Essa concepção de Mises foi levada adiante por seus discípulos.  Em O caminho da Servidão Friedrich Hayek destila excrescências como essa:

“(…) Não temos, contudo, a intenção de converter a democracia em fetiche. (…) A democracia é, em essência, um meio, um instrumento utilitário para salvaguardar a paz interna e a liberdade individual. E, como tal, não é, de modo algum, perfeita ou infalível. Tampouco devemos esquecer que muitas vezes houve mais liberdade cultural e espiritual sob os regimes autocráticos do que em certas democracias – e é concebível que, sob o governo de uma maioria muito homogênea e ortodoxa, o regime democrático possa ser tão opressor quanto a pior das ditaduras. Não queremos dizer, contudo, que a ditadura leva inevitavelmente à abolição da liberdade, e sim que a planificação conduz à ditadura porque esta é o instrumento mais eficaz de coerção e de imposição de ideais, sendo, pois, essencial para que o planejamento em larga escala se torne possível. O conflito entre planificação e democracia decorre, simplesmente, do fato de que esta constitui um obstáculo à supressão da liberdade exigida pelo dirigismo econômico. Mas, ainda que a democracia deixe de ser uma garantia da liberdade individual, mesmo assim ela pode subsistir de algum modo num regime totalitário. (…) “. [página 93 da edição brasileira]
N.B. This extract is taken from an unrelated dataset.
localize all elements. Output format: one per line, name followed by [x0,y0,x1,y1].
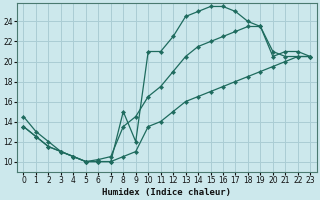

A argumentação é tortuosa e conduz a uma inversão curiosa: a democracia pode ser opressora e uma ditadura pode não  levar inevitavelmente à abolição da liberdade… Tudo um grande eufemismo para defender as ditaduras militares com as quais ele e seus discípulos colaboraram, de Salazar a Franco, de Stroessner a Pinochet. Afinal, estas ditaduras eram preferíveis às democracias que, ao combater as desigualdades sociais, ameaçavam os pilares do “livre mercado”. Esta é a razão do neoliberalismo sempre andar de mãos dadas com os neofascismos e os neonazismos. São como unha e carne.

Essa forma de julgar os regimes políticos pela ótica da economia de mercado, é reveladora do neoliberalismo. O aspecto mais trágico e deplorável do nazifascismo – a ideia de superioridade racial – é secundária para os neoliberais. Por isso historicamente o liberalismo conviveu tão bem com a escravidão e o colonialismo, com o extermínio dos povos originários. A tragédia vivida pelo povo Yanomami recentemente se insere perfeitamente nessa lógica neoliberal, que anseia pela exploração predatória da Amazônia (a “livre iniciativa” pela qual tanto clamam).

Para o neoliberalismo, vale tudo. Até mesmo a tolerância com a barbárie, quando “necessária” para os interesses da “economia de mercado”.  Aceitaram o nazifascismo como um mal necessário e temporário, pois foram funcionais para garantir a hegemonia do “livre mercado” quando este se vê ameaçado. Assim sempre estiveram ao lado de inúmeras ditaduras militares que sufocaram demandas da sociedade por mais justiça social.

Esta é a razão dos grandes jornais, porta-vozes do grande capital, serem tolerantes com os fascistas. Sabem que eles podem ser úteis num futuro próximo. A captura dos militares por este ideário foi um casamento perfeito para os neoliberais. É o que, na atualidade, assegura a longevidade da nossa República Bananeira, a maior do planeta.

***

Post scriptum

1) Não devemos colocar no mesmo saco o liberalismo clássico, que tem suas virtudes,  com o neoliberalismo da escola austríaca (hoje hegemônico). Noam Chomsky disse certa vez que os neoliberais não leram Adam Smith até o final, ou não defenderiam teses tão esdrúxulas.

2) Neoliberais e nazifascistas estão entre nós, e são muitos. Estão em todas as instituições da sociedade civil e na caserna. Só não são muitos nas instituições de natureza cultural, matéria a qual eles não são lá muito afeitos…Para eles, a crença em pseudo-intelectuais, alguns de bizarrice quase inacreditável (tal como o falecido astrólogo Olavo de Carvalho), satisfaz e acalma a face sádica deles. Sim, neoliberais são, em maior ou menor grau, criaturas sádicas.